Fiona Hartley, who has been a French teacher since 1986, has been part of the fight against this decline, whilst still campaigning for the curriculum to remain relevant in modern society.

In recent years, there has been a steady decline in the number of students choosing to study languages at A-Level, from 25,338 in 2022 to 23,486 in 2023.

Fiona says that the education system perpetuates this decline. She said: “Some primary schools… give the odd word here and there… and then [students] go to secondary school and they’re given the option of not continuing with the language… Being given the option perpetuates that feeling that languages are difficult.”

Moreover, she remarks on the significant meritocratic pressure for “many teachers and schools [who] are under pressure to get good grades”.

This influences students’ mindsets, she says. 

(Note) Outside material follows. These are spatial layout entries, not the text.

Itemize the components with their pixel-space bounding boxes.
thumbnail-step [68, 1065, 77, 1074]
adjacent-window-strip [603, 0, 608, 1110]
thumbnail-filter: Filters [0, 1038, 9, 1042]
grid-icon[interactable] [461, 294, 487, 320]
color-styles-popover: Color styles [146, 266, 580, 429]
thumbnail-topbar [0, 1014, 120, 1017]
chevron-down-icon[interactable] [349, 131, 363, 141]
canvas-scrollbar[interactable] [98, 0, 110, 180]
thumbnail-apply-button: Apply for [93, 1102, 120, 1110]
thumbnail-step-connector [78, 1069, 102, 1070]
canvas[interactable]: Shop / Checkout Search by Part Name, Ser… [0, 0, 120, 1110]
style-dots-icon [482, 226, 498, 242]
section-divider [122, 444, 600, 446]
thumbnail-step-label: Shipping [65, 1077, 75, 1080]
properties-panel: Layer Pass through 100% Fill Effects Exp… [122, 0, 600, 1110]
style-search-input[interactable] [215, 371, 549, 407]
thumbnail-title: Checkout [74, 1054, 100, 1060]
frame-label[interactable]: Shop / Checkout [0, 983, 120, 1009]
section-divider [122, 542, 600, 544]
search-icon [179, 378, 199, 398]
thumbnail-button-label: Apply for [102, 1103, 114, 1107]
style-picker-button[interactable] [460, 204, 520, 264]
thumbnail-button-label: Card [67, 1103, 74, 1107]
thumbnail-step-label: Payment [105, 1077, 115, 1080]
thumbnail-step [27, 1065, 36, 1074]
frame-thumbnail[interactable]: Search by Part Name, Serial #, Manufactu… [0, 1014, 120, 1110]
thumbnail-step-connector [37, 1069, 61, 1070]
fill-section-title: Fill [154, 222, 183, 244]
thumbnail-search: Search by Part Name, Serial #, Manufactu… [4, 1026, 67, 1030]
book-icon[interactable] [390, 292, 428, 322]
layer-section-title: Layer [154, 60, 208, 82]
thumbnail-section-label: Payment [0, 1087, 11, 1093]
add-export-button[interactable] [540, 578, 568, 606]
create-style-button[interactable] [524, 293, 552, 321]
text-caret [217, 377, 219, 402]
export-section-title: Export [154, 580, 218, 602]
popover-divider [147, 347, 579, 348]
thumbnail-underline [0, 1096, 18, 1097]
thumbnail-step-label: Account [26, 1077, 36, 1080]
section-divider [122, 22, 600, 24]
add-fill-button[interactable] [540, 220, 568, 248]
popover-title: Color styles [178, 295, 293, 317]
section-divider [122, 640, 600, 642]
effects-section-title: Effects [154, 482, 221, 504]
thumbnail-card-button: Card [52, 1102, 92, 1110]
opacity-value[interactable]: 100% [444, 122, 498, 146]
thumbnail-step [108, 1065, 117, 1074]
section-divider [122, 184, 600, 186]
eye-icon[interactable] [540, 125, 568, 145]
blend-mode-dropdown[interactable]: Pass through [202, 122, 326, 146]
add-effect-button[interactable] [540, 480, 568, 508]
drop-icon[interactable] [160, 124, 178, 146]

“Very often they will say to us it’s because I can more easily get an A* or A in another subject," she said.

Fiona agrees that the current syllabus is too content-heavy, focusing more on academia than “language skills applicable in the real world”.

Despite this, language skills remain hugely relevant in modern-day society. Despite the increasing use of artificial intelligence for translation, native English speakers with fluency in another language remain hugely necessary.

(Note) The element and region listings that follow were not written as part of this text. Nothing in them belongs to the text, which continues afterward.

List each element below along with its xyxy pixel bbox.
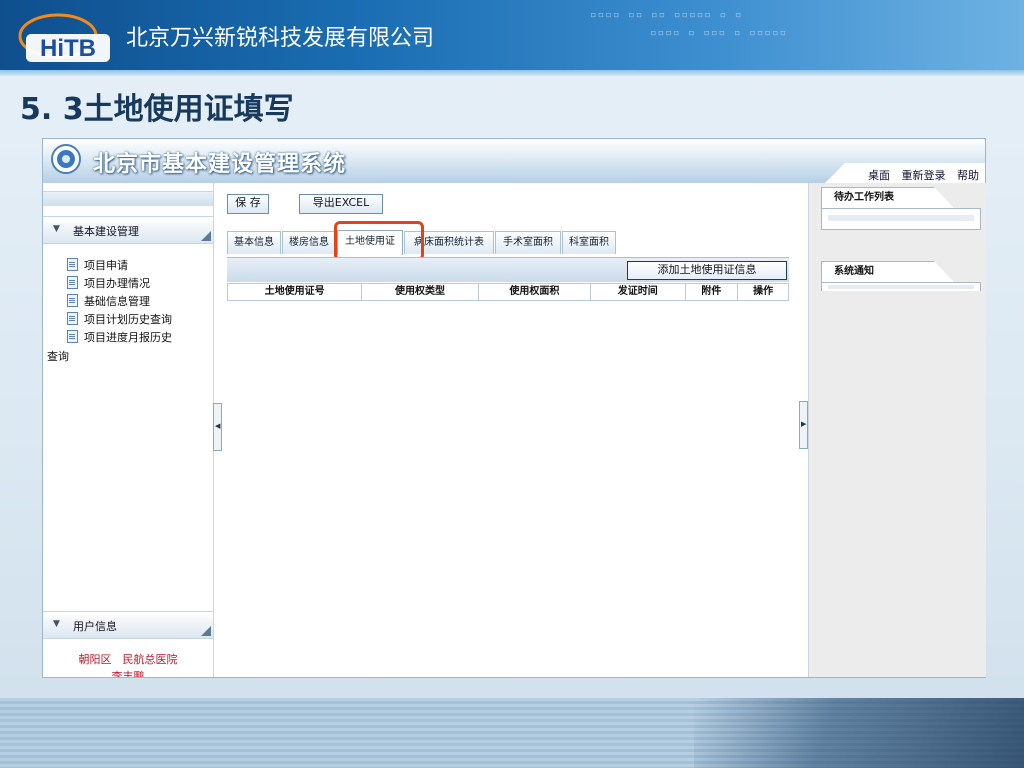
section-header-construction[interactable]: ▼ 基本建设管理 [43,216,213,244]
sidebar-item-project-status[interactable]: 项目办理情况 [67,275,150,291]
header-notch [825,163,845,183]
arrow-left-icon: ◀ [215,422,221,430]
document-icon [67,312,78,325]
todo-list-tab[interactable]: 待办工作列表 [821,187,954,208]
corner-triangle-icon [201,626,211,636]
section-title: 基本建设管理 [73,225,139,238]
sidebar-item-progress-history[interactable]: 项目进度月报历史 [67,329,172,345]
tab-land-certificate[interactable]: 土地使用证 [337,230,403,255]
sidebar-item-label: 项目计划历史查询 [84,313,172,326]
export-excel-button[interactable]: 导出EXCEL [299,194,383,214]
panel-line [828,285,974,289]
tab-bed-area-stats[interactable]: 病床面积统计表 [404,231,494,254]
column-header[interactable]: 土地使用证号 [228,284,363,300]
sidebar-item-wrap-text[interactable]: 查询 [47,348,69,364]
column-header[interactable]: 使用权类型 [362,284,479,300]
decorative-binary-pattern: ▫▫▫▫ ▫▫ ▫▫ ▫▫▫▫▫ ▫ ▫ [590,8,743,21]
todo-list-body [821,208,981,230]
document-icon [67,258,78,271]
sidebar-item-plan-history[interactable]: 项目计划历史查询 [67,311,172,327]
table-header: 土地使用证号 使用权类型 使用权面积 发证时间 附件 操作 [227,283,789,301]
section-title: 用户信息 [73,620,117,633]
slide-footer-band [0,698,1024,768]
app-window: 北京市基本建设管理系统 桌面 重新登录 帮助 ▼ 基本建设管理 项目申请 项目办… [42,138,986,678]
panel-line [828,215,974,221]
chevron-down-icon: ▼ [53,619,60,629]
document-icon [67,294,78,307]
sidebar-item-label: 基础信息管理 [84,295,150,308]
column-header[interactable]: 附件 [686,284,739,300]
slide-title: 5. 3土地使用证填写 [20,92,294,127]
corner-triangle-icon [201,231,211,241]
sidebar-item-project-apply[interactable]: 项目申请 [67,257,128,273]
column-header[interactable]: 操作 [738,284,788,300]
header-links: 桌面 重新登录 帮助 [860,167,979,183]
desktop-link[interactable]: 桌面 [868,169,890,182]
left-sidebar: ▼ 基本建设管理 项目申请 项目办理情况 基础信息管理 项目计划历史查询 项目进… [43,183,214,677]
user-name: 李丰鹏 [111,670,145,677]
tab-basic-info[interactable]: 基本信息 [227,231,281,254]
user-organization: 朝阳区 民航总医院 [78,653,178,666]
relogin-link[interactable]: 重新登录 [902,169,946,182]
slide: ▫▫▫▫ ▫▫ ▫▫ ▫▫▫▫▫ ▫ ▫ ▫▫▫▫ ▫ ▫▫▫ ▫ ▫▫▫▫▫ … [0,0,1024,768]
app-header: 北京市基本建设管理系统 桌面 重新登录 帮助 [43,139,985,183]
tab-building-info[interactable]: 楼房信息 [282,231,336,254]
document-icon [67,276,78,289]
add-land-certificate-button[interactable]: 添加土地使用证信息 [627,261,787,280]
sidebar-item-basic-info[interactable]: 基础信息管理 [67,293,150,309]
sidebar-item-label: 项目申请 [84,259,128,272]
company-name: 北京万兴新锐科技发展有限公司 [126,26,435,51]
decorative-binary-pattern: ▫▫▫▫ ▫ ▫▫▫ ▫ ▫▫▫▫▫ [650,26,788,39]
system-notice-body [821,282,981,291]
tab-department-area[interactable]: 科室面积 [562,231,616,254]
arrow-right-icon: ▶ [801,420,807,428]
right-panel: 待办工作列表 系统通知 [808,183,986,677]
left-collapse-handle[interactable]: ◀ [213,403,222,451]
save-button[interactable]: 保 存 [227,194,269,214]
company-logo: HiTB [18,13,110,62]
system-notice-tab[interactable]: 系统通知 [821,261,954,282]
chevron-down-icon: ▼ [53,224,60,234]
sidebar-top-bar [43,191,213,206]
help-link[interactable]: 帮助 [957,169,979,182]
government-emblem-icon [51,144,81,174]
sidebar-item-label: 项目办理情况 [84,277,150,290]
main-content: 保 存 导出EXCEL 基本信息 楼房信息 土地使用证 病床面积统计表 手术室面… [223,183,806,677]
section-header-user-info[interactable]: ▼ 用户信息 [43,611,213,639]
system-title: 北京市基本建设管理系统 [93,152,347,177]
column-header[interactable]: 使用权面积 [479,284,592,300]
document-icon [67,330,78,343]
logo-text: HiTB [40,35,96,62]
slide-header-band: ▫▫▫▫ ▫▫ ▫▫ ▫▫▫▫▫ ▫ ▫ ▫▫▫▫ ▫ ▫▫▫ ▫ ▫▫▫▫▫ … [0,0,1024,76]
column-header[interactable]: 发证时间 [591,284,686,300]
tab-operating-room-area[interactable]: 手术室面积 [495,231,561,254]
sidebar-item-label: 项目进度月报历史 [84,331,172,344]
right-collapse-handle[interactable]: ▶ [799,401,808,449]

Fiona said: “If we are going to build a good future for our nation, both politically, [and] economically, then we need to have the language skills. We don’t want to be the only nation that can’t converse with the European Union, [or other] international organisations."

She also observes the increase in English-speaking viewers consuming foreign language media on Netflix and other streaming channels.

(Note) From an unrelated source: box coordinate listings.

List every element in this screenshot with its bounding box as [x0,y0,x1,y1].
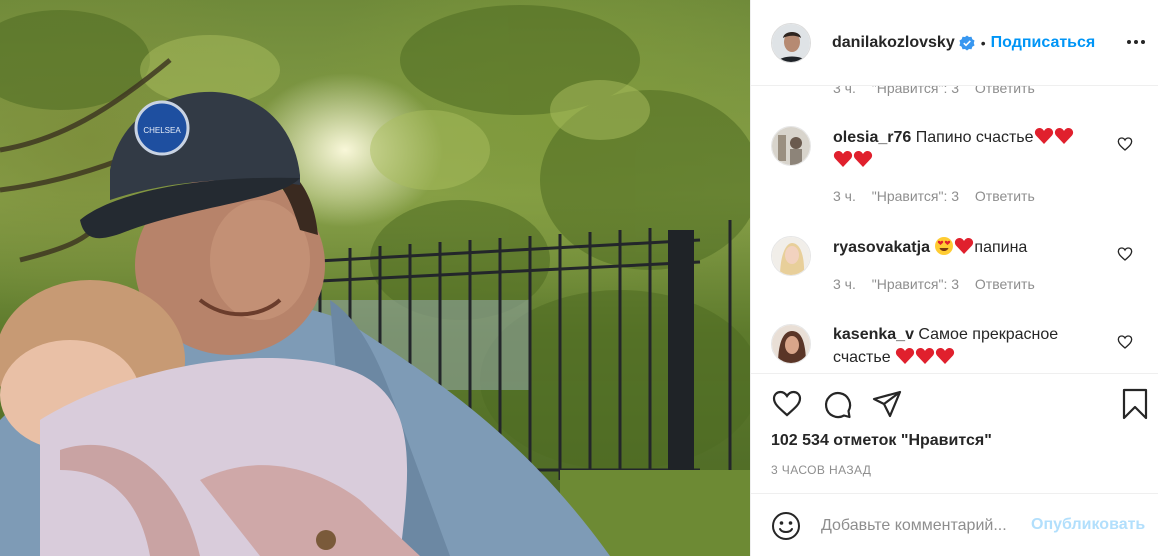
post-actions: 102 534 отметок "Нравится" 3 ЧАСОВ НАЗАД [751,373,1158,493]
red-heart-icon [915,348,935,364]
reply-button[interactable]: Ответить [975,188,1035,204]
photo-illustration: CHELSEA [0,5,750,556]
more-options-icon[interactable] [1125,34,1147,50]
comment-text: Папино счастье [915,129,1034,146]
comment-likes-count[interactable]: "Нравится": 3 [872,188,959,204]
post-photo[interactable]: CHELSEA [0,0,750,556]
red-heart-icon [895,348,915,364]
red-heart-icon [833,151,853,167]
red-heart-icon [935,348,955,364]
avatar[interactable] [771,22,811,63]
comment-body: olesia_r76 Папино счастье [833,126,1113,172]
comment-meta: 3 ч. "Нравится": 3 Ответить [833,276,1047,292]
comment-time: 3 ч. [833,276,856,292]
publish-button[interactable]: Опубликовать [1031,516,1145,534]
heart-outline-icon[interactable] [771,388,803,420]
comment-bubble-icon[interactable] [821,388,853,420]
comment-body: ryasovakatja папина [833,236,1113,259]
bookmark-icon[interactable] [1119,388,1151,420]
avatar[interactable] [771,324,811,364]
comment-text: папина [974,239,1028,256]
red-heart-icon [1034,128,1053,144]
avatar[interactable] [771,126,811,166]
likes-count[interactable]: 102 534 отметок "Нравится" [771,432,992,450]
reply-button[interactable]: Ответить [975,276,1035,292]
comment-username[interactable]: ryasovakatja [833,239,930,256]
add-comment-bar: Опубликовать [751,493,1158,556]
comment-body: kasenka_v Самое прекрасное счастье [833,324,1113,369]
comment-time: 3 ч. [833,188,856,204]
comment-username[interactable]: olesia_r76 [833,129,911,146]
like-comment-icon[interactable] [1117,136,1133,152]
comment-likes-count[interactable]: "Нравится": 3 [872,276,959,292]
paper-plane-icon[interactable] [871,388,903,420]
comments-list[interactable]: 3 ч. "Нравится": 3 Ответить olesia_r76 П… [751,70,1158,373]
red-heart-icon [853,151,873,167]
post-username[interactable]: danilakozlovsky [832,34,955,52]
red-heart-icon [1054,128,1073,144]
header-separator: • [980,34,986,51]
comment-meta: 3 ч. "Нравится": 3 Ответить [833,188,1047,204]
like-comment-icon[interactable] [1117,246,1133,262]
post-side-panel: 3 ч. "Нравится": 3 Ответить olesia_r76 П… [750,0,1158,556]
red-heart-icon [955,238,974,254]
avatar[interactable] [771,236,811,276]
comment-input[interactable] [821,514,1026,538]
smiley-icon[interactable] [771,511,801,541]
comment-username[interactable]: kasenka_v [833,326,914,343]
like-comment-icon[interactable] [1117,334,1133,350]
cap-logo-text: CHELSEA [143,126,181,135]
follow-button[interactable]: Подписаться [991,34,1096,52]
post-time[interactable]: 3 ЧАСОВ НАЗАД [771,463,871,477]
heart-eyes-emoji-icon [935,237,954,255]
verified-badge-icon [959,35,975,50]
post-header: danilakozlovsky • Подписаться [751,0,1158,86]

She said: “I’m quite hopeful… to see people have seen French series like ‘Lupin’ with French subtitles, [making French] culture more accessible.”

Although she believes being immersed in a country is the best way to pick up a language. 

Schools are the most accessible and effective way to formally learn a language, even teaching children who grew up in bilingual households the grammatical and written rules that they had not learnt otherwise.

Aside from strictly French lessons, there are schools where the history and geography lessons would be in French. However, many schools lack the resources and teachers themselves with sufficient language skills.  

The Department for Education wants to improve the number of Year 10 pupils choosing to study a language as a core subject, as part of the EBacc, from 39 per cent in 2022, to 90 per cent of pupils by 2025. 

Fiona agrees with this approach of placing languages as a core subject but maintains that the government is still not doing enough to combat the decline, having been to the House of Lords just after the most recent A-Level was proposed in 2015.

She said: “We need to point out that our young people are competing with Europeans who tend to have very good language skills.” 

Despite this, Fiona emphasises the importance of learning a language and encourages anyone who wants to. 

She said: “It is such a mind-broadening thing. I think it’s really important … not only does it improve communication skills, but it makes us more open-minded to the rest of the world.”